ABC News

(WASHINGTON) —¬†Republican presidential candidate Chris Christie said Sunday that rival Donald Trump should not shrug off his mounting indictments, all of which he denies.

“Trump needs to be smart and careful about this, if that’s at all possible. Which is that he is a criminal defendant,” Christie told ABC “This Week” co-anchor Jonathan Karl.

Christie, a former governor of New Jersey, former ABC News contributor and former Trump ally-turned-critic, stressed that Trump being prosecuted in three different criminal cases, with a fourth potentially coming in Georgia, means both he and Republican voters will have to navigate uncharted waters.

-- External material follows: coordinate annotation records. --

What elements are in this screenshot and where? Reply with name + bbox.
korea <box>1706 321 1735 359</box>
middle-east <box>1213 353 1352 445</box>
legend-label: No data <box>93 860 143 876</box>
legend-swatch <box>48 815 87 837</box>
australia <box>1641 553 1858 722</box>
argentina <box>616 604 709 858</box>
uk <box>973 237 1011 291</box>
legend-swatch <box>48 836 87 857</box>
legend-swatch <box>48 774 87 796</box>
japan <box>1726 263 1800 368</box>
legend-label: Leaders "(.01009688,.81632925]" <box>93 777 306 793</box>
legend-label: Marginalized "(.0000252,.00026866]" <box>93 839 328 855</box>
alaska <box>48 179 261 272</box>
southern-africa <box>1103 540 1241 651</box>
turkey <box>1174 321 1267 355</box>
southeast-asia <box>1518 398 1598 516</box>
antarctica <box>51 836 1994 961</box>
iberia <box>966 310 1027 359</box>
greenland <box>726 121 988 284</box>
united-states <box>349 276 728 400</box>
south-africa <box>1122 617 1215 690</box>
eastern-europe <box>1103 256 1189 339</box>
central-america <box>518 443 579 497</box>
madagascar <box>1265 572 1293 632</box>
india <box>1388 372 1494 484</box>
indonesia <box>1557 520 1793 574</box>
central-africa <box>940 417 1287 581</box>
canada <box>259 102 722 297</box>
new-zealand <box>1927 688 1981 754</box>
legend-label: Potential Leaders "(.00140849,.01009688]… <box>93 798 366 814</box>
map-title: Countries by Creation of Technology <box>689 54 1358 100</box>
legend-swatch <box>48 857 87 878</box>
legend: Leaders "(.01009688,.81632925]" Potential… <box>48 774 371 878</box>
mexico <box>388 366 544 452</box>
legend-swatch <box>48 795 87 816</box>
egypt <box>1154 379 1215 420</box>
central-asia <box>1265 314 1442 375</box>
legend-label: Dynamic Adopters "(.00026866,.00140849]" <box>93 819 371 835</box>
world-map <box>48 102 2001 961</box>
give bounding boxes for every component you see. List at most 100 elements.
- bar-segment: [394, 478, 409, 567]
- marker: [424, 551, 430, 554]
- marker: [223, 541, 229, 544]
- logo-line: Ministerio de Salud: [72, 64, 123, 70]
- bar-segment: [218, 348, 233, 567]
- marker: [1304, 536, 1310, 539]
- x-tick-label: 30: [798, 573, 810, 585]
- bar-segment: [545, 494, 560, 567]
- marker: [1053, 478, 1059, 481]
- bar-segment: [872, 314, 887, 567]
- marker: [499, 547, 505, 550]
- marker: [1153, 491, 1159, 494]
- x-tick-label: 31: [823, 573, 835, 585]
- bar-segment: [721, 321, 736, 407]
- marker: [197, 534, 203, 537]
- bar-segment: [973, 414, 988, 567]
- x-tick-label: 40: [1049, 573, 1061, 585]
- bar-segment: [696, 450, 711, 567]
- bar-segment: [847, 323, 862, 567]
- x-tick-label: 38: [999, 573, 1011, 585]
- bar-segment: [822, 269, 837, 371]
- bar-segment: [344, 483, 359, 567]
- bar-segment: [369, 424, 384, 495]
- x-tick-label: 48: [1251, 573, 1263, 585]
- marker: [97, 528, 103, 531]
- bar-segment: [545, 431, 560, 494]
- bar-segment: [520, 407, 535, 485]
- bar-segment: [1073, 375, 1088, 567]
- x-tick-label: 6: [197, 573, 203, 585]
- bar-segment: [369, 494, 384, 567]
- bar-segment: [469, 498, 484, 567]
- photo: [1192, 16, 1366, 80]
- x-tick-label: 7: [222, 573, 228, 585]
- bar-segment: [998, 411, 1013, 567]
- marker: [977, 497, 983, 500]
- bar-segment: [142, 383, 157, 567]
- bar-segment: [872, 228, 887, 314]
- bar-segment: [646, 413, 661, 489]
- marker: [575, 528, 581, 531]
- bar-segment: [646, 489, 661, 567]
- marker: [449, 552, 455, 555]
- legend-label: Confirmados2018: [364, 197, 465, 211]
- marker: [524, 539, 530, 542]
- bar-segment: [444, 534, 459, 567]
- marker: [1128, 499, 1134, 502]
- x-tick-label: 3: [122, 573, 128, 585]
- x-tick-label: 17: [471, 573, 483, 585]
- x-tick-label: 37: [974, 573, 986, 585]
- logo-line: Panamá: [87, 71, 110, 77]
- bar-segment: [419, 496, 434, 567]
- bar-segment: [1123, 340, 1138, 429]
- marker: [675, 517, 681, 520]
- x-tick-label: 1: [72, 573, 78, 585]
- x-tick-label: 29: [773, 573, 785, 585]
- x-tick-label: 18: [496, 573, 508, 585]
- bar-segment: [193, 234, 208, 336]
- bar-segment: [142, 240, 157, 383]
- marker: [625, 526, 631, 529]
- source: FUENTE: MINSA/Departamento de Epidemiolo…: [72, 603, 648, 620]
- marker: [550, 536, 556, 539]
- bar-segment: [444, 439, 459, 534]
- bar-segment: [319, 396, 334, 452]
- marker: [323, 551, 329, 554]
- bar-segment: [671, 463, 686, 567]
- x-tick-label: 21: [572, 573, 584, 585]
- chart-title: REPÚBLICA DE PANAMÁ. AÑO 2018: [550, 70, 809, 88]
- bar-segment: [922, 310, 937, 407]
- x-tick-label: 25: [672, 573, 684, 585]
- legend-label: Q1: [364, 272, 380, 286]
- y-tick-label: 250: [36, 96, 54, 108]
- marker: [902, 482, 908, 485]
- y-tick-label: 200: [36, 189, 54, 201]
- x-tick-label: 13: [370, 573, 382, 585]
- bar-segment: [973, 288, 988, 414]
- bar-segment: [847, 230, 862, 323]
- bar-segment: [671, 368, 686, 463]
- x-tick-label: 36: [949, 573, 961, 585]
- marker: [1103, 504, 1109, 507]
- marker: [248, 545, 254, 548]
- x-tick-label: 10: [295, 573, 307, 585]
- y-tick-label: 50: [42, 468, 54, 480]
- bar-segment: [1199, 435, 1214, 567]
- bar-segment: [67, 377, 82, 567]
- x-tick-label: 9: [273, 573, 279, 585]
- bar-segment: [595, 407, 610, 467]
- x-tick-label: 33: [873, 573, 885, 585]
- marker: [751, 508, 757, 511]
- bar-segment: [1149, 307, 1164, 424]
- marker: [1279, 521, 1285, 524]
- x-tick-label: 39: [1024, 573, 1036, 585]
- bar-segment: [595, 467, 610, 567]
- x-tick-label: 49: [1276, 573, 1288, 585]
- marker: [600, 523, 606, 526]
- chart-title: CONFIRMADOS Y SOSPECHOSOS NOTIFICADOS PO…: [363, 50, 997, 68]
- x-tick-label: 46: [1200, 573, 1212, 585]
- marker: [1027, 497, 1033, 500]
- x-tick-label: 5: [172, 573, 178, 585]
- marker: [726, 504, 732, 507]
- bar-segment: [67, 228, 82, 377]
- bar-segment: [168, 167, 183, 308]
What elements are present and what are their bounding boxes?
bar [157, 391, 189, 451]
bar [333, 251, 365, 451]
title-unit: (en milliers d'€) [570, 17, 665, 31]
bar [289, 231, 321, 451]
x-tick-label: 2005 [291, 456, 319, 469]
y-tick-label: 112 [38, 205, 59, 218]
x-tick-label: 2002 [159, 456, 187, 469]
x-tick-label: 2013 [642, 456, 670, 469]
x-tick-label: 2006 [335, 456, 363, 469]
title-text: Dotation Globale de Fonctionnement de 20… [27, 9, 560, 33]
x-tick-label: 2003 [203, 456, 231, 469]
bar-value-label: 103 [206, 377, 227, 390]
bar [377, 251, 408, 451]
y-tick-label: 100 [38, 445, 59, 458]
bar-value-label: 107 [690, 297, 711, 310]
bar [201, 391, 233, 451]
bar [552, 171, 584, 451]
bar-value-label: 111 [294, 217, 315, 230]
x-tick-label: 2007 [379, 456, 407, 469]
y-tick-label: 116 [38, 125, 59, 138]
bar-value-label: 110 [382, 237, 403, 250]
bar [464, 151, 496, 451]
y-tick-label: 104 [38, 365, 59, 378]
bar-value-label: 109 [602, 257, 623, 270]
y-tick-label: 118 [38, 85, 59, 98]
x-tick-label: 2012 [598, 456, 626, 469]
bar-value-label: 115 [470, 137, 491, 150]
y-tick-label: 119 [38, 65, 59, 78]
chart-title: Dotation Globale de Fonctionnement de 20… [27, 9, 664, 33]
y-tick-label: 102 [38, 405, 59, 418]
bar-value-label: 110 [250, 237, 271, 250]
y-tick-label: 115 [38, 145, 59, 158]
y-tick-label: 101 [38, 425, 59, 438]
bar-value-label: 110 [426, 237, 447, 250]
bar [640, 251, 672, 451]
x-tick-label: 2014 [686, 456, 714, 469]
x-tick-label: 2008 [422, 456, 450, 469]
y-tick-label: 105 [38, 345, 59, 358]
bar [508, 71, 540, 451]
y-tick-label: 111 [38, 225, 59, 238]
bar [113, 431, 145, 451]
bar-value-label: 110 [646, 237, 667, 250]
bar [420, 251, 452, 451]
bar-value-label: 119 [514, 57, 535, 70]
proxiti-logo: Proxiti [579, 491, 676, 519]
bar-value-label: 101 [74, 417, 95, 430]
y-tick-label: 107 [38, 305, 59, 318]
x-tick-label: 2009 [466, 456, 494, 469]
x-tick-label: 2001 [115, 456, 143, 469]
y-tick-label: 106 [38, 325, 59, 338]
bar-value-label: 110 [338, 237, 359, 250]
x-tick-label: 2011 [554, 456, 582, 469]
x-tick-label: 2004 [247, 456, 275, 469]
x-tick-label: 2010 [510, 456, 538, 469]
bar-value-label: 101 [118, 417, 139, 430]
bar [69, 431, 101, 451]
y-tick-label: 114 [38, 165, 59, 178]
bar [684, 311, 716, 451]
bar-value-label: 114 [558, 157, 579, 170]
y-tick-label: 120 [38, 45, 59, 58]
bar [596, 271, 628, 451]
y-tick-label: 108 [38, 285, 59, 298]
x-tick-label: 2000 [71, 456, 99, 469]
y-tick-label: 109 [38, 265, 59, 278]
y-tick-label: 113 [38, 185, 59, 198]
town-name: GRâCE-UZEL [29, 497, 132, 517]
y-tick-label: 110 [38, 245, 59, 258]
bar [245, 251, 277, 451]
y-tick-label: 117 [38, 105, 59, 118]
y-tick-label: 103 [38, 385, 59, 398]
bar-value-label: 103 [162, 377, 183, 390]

Trump has pleaded not guilty to all of his charges, which so far come out of New York state court, federal court in Florida and federal court in Washington, D.C. An Atlanta-area prosecutor is expected this week to present a fourth case to a grand jury there.

Some restrictions have been placed on Trump related to his indictments, such as a protective order issued by the federal judge overseeing his Jan. 6 case in Washington. That order bars the disclosure of “sensitive” information that Trump will learn via discovery from prosecutors. The judge also warned against “inflammatory statements” that “could taint the jury pool or intimidate potential witnesses.”

The judge in Trump’s New York state case issued a similar order.

Christie said on “This Week” that “you get subject to certain restrictions, and the reason you’re subject to those restrictions is because a grand jury has found there’s probable cause that you’ve committed criminal acts.”

Challenging the view of the federal judge in Washington — who said “the existence of a political campaign will not have any bearing on my decision” — Christie said that “I think it is impossible to not have politics inform some of this case. It’s not a normal criminal case, and so politics is going to inform some of it.”

Trump is slated to go on trial next year at the same time that he will also be on the campaign trial in the thick of the Republican primary — meaning GOP voters can render their own judgment, Christie said.

“I think all of these things are things people are going to have to process for the very first time in a presidential race,” he said. “And what I think Republican voters have to ask themselves is two things: First is, is he really the guy under indictment in four different cases, given the conduct that he committed, someone who can beat Joe Biden or any other Democrat in November 2024? And when are we going to stop pretending that this is normal?”

Christie previously ran for president in 2016 and launched a second presidential bid in early June. He hasn’t hesitated to denounce the former president, including at nearly every one of his campaign events thus far.

Trump, for his part, has dismissed Christie as a “failed” candidate and governor and early polls so far show Christie badly trailing Trump and other hopefuls.

On “This Week,” Karl cited a widely circulated video from a debate during the 2016 campaign when Christie hammered opponent Marco Rubio.

“Looking back at all that has happened since then, do you ever wish that you had taken that swing at Donald Trump and not at Marco Rubio?” Karl asked.

Christie responded, “I wish I’d taken swings of both of them, Jon, looking back on it.”

“We all made a mistake in 2016: Myself, Marco, Jeb Bush, John Kasich, in not going after Donald Trump,” Christie continued, referring to other 2016 Republican candidates — each of whom at different times were seen as more legitimate than Trump, the eventual winner.

“I think we were under the illusion that somehow what was obvious to us at the moment, that there were some better candidates on stage than him, would be obvious to the public,” Christie said. “It wasn’t. And I think it should inform everybody’s approach to the race this time. Certainly, it’s informing mine.”

The first 2024 Republican primary debate will be held on Aug. 23, in Milwaukee. To make it on the stage, candidates have to sign a loyalty pledge with the Republican National Committee that promises to eventually back whomever wins the nomination.

Both Christie and Trump have criticized the loyalty pledge. Trump said last week that he wouldn’t sign it: “I can name three or four people that I wouldn’t support for president. So right there, there’s a problem.”

He has also suggested he sees no point in attending the first debate, given his polling lead.

“I think that they [the RNC] are serious about wanting this pledge signed, and I do think they would keep Donald Trump off the stage if he chose not to sign the pledge,” Christie said on “This Week.”

Still, “I think this is all kind of nonsensical theater,” he said. “I’ve made that clear to the RNC as well, way back, even before I entered the race, that I thought the pledge was a bad idea, and Donald Trump is now playing that game. But that’s what he does.”

Christie himself has yet to sign the pledge and said Sunday that debate organizers haven’t presented it to him as they are still verifying eligibility for candidates to take the stage.

He has said he will reluctantly sign it and on “This Week” predicted that Trump, despite his protestations, might as well.

“I would not be the least bit surprised if sometime around Sunday or Monday of next week that he signs the pledge, and he shows up on the stage on Wednesday,” Christie said. “He might not also, but I would not be the least bit surprised if he did. This is about Donald Trump keeping the attention on Donald Trump.”